Are you sure you’re ready with your WebRTC product launch?
Here’s the thing. If you want to have a successful launch at the end of the project, you should focus on the planning phase in the beginning. Oh – and your plan should be different if you are going to self develop it all in-house or have the communication parts of it outsourced to external vendors.
Too often people contact me when they have already budgeted the project, spent the money, have a “product” in hand but it is lacking.
Two extreme cases recently:
- A startup hired a development company who said they know WebRTC. They were so good that they said there is no need to use a media server for 8 participants in a session unless the session is being recorded (if you think that way too, then you are more than welcome to take my WebRTC course)
- Another startup got delivered a finished product. Just to find out it didn’t even come with a TURN server
We see this even more at testRTC, where I am a co-founder. Companies come to us because they think the product a third party developed for them doesn’t work as expected, and too often it breaks in ways that are unacceptable (like stressing the service with 20 browsers).
The problem is finding these issues too late in the game, and paying dearly for them.

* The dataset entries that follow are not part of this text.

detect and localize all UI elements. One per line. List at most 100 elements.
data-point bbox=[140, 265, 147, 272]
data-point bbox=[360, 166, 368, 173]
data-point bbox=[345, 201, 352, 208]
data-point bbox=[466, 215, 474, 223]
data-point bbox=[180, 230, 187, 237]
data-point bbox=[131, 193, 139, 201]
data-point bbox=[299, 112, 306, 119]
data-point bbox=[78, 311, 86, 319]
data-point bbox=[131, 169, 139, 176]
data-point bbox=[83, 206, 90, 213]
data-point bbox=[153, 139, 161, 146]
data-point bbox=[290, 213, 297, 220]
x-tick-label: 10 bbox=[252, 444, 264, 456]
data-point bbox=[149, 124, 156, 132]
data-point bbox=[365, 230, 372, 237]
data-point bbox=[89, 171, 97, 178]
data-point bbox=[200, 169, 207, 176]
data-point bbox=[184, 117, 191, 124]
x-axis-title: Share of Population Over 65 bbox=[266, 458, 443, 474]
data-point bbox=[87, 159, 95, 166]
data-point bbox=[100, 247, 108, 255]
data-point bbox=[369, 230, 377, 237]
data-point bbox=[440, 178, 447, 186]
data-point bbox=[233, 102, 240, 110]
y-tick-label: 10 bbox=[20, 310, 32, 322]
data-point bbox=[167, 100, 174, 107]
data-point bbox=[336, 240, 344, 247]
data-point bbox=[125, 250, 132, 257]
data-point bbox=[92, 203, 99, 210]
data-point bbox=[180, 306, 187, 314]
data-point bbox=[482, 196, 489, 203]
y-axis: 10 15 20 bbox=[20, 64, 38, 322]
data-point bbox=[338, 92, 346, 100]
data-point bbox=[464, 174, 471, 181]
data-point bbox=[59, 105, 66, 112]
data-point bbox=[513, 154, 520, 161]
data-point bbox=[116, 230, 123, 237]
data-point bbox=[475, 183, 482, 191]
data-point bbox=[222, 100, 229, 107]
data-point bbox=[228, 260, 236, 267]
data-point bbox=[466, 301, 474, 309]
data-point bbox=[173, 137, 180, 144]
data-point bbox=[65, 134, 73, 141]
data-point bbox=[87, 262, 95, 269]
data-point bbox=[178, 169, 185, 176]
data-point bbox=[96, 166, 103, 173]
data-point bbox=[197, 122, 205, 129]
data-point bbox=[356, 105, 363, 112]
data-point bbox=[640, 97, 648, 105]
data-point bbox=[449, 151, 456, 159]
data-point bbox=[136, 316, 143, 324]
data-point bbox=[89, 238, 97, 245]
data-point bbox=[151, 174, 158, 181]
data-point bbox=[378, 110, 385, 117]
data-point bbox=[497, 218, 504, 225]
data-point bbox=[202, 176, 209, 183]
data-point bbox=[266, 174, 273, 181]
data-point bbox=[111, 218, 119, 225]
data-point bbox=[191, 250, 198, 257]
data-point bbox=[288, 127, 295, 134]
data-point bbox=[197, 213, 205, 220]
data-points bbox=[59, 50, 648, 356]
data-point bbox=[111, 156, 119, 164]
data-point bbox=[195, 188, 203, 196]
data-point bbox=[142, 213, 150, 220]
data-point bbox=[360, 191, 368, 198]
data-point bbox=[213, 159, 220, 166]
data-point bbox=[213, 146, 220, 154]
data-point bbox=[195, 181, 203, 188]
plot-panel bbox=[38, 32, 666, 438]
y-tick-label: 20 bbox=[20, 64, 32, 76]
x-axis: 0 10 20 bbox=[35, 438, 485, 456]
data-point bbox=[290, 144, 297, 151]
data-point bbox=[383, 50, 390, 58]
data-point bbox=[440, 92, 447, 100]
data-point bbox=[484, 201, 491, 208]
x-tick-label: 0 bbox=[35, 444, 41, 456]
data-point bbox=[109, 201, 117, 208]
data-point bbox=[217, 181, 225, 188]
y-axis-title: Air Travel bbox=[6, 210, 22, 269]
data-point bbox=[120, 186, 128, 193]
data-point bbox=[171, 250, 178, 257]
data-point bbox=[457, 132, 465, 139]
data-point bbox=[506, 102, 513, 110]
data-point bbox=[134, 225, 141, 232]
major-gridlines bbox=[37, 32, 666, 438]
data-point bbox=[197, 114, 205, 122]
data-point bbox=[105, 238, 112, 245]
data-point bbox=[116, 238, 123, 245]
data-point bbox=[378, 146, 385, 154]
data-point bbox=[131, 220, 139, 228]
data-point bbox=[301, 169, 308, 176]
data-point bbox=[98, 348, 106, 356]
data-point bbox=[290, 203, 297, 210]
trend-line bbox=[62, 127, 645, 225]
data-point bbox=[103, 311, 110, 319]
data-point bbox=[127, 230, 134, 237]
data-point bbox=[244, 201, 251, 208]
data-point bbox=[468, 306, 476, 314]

There are lots and lots of images out there that illustrate the issue. I’ll use the one from Raygun:
We can dispute the multipliers. They don’t really matter. But here’s how a typical WebRTC product with outsourced development takes place:
- Someone writes down the requirements (amount of detail varies wildly here, and of course, you can use my requirements template)
- He sends a few development companies the RFP. Mostly, these will be sent to local developers, but sometimes to other vendors as well
- Once responses are back, he will pick one. Almost at random… (I know it isn’t random, but it will mostly lean towards cost, as the one in charge knows little in this domain anyway)
- Now we wait. Just like placing a cake in the oven and waiting for it to cook. Once the big day arrives, the customer plays with what he gets back and finds out there are some holes in it. Areas left uncovered, or just an impression of poor media quality
Here’s the problem. Steps (1), (2) and (3) are the Design phase. And no one took any real ownership of it in this scenario.
Step (4) is probably Development,Testing and Staging. And they were all left to an outsourcing vendor. Who is most likely looking at this project from a cost perspective as well – but he doesn’t really care if this gets launched or not. Not really.
The customer got to step (5) immediately. With no milestones along the way. No checkpoints to see if everything is done correctly.
And please don’t sell me the story of agile development and how that will save the day for this customer. With agile he sees the “results” every week or two. In every sprint. But does he really know if that first Design phase was done properly?
Do you think you are getting a stable product that can scale to the millions (or even thousands) of users you plan on having? Are you sure your contractor feels the same way and didn’t build you a proof of concept instead?
Two things to do NOW about your WebRTC project:
#1 – Make sure you have a solid WebRTC architecture
Do you trust your vendor to build you the architecture you need?
Don’t.
You should do your homework or bring someone on “your side” that knows what he is doing.
Go now and look at the architecture you’ve been promised.
Take that architecture you’ve been given by the vendor and get a second opinion. It will be worth the time and effort.
#2 – Register to this free webinar
At testRTC we’ve decided to host a free webinar that deals with these issues exactly. And me? I decided to announce it here as well because I think it fits my readers AND it gets more people to know about testRTC, which is another thing I am a part of.
WebRTC: How NOT to Fail in Your BIG Launch
The webinar will take place on July 25 at 14:30 EDT.
It will be recorded and available for playback, so register now.
See you then!
I am surprised that you miss one of the most important steps:
Five weeks later Chrome rolls out with a breaking change. The customer is woefully unaware until their users report it.